L’effetto delle immagini di vacanze è stato notevole: il sonno arrivava anche con 20 minuti di anticipo rispetto le altre tecniche.
"Queste immagini – hanno spiegato i ricercatori - occupano più spazio nel nostro cervello rispetto alle vecchie 'abusate' pecore, e sono più facili da trattenere perché più interessanti".
Ecco allora la fortuna della Psicologia del Turismo, che si occupa dei fattori psicologici alla base dei processi di scelta del turista comune, integrando le diverse teorie note nella psicologia generale come “teorie della presa di decisione”. Nella situazione del turista, ricca di novità e incertezze, questi processi assumono infatti rilevanza estrema.
Harris, nel suo articolo “Introduction to decision making” (1998), di cui è disponibile il testo qui (http://www.virtualsalt.com/crebook5.htm), evidenzia come il processo decisionale “consiste in una sufficiente riduzione dell’incertezza e del dubbio sulle alternative, tale da consentire una scelta ragionevole fra le stesse. Questa definizione mette in evidenza la funzione di raccolta delle informazioni nel processo decisionale. Si dovrebbe notare che l’incertezza è ridotta e non eliminata. Pochissime decisioni vengono prese con assoluta certezza perché raramente è possibile una conoscenza completa su tutte le alternative. Così, ogni decisione comporta un certo rischio”.
Ogni scelta dipende fortemente dall’ambiente nella quale viene messa in atto, e dalle informazioni disponibili nel momento in cui si rende necessaria.
Francken e Van Raaij (1984) hanno presentato una classificazione della sequenza che porta, attraverso alcuni passaggi, alla decisione di intraprendere un viaggio. Il loro modello è suddiviso in cinque stadi che sono:

- decisione generica, un primo stadio in cui viene semplicemente deciso di partire per la vacanza

- acquisizione di informazioni (stadio in cui la pubblicità e le agenzie di viaggio, i mass media e gli operatori turistici, hanno gran rilevanza accanto alle testimonianze di amici e parenti)

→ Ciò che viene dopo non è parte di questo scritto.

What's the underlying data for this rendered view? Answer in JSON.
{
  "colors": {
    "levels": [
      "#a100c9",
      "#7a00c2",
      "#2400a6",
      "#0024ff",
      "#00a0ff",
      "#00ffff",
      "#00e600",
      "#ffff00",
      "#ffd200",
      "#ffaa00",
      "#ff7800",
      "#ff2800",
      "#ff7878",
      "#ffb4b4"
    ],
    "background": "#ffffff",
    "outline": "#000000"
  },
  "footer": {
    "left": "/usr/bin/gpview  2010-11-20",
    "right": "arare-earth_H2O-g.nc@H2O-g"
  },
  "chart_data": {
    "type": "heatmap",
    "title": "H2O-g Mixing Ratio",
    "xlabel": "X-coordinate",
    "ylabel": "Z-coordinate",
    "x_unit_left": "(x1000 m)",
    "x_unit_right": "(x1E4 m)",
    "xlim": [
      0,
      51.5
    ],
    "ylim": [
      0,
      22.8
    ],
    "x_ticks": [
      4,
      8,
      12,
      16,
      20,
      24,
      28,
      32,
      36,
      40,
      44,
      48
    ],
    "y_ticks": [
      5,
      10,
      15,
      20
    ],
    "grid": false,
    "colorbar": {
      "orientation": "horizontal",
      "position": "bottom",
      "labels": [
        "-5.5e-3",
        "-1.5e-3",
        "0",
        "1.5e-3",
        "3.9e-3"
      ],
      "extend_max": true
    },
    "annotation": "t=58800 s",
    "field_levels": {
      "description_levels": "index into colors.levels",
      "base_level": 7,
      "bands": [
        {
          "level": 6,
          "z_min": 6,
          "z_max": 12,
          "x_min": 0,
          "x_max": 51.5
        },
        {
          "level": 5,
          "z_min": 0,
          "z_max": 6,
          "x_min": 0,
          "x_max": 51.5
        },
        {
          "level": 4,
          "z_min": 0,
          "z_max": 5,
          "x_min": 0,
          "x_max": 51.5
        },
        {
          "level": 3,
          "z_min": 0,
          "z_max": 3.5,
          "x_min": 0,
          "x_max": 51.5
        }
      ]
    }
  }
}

- decisione congiunta, ossia l’influenza dei diversi membri di una famiglia nella scelta della vacanza

- attività delle vacanze, che derivano dagli interessi delle persone coinvolte, ma anche ha hobbies e abitudini delle stesse

- soddisfazione e reclami susseguenti, che derivano da una piu o meno attenta analisi pesata di costi e ricavi della vacanza stessa: i benefici ottenuti sono proporzionatiagli investimenti fatti per andare in vacanza?

Come altre teoria della decisione, questa fa riferimento ad un modello di elaborazione dell’informazione, che utilizzando la metafora del diagramma di flusso che concatena diversi eventi paragona l’essere umano ad un calcolatore dalla massima razionalità.

In conclusione, possiamo dire che la Psicologia è in grado sicuramente di svolgere un ruolo importante nell’individuare le caratteristiche che contraddistinguono i processi decisionali di un individuo in materia di vacanze, ma soprattutto può diventare un mezzo utile per tutti coloro che hanno interessi ad “accalappiare” il turista e influenzarlo nelle scelte.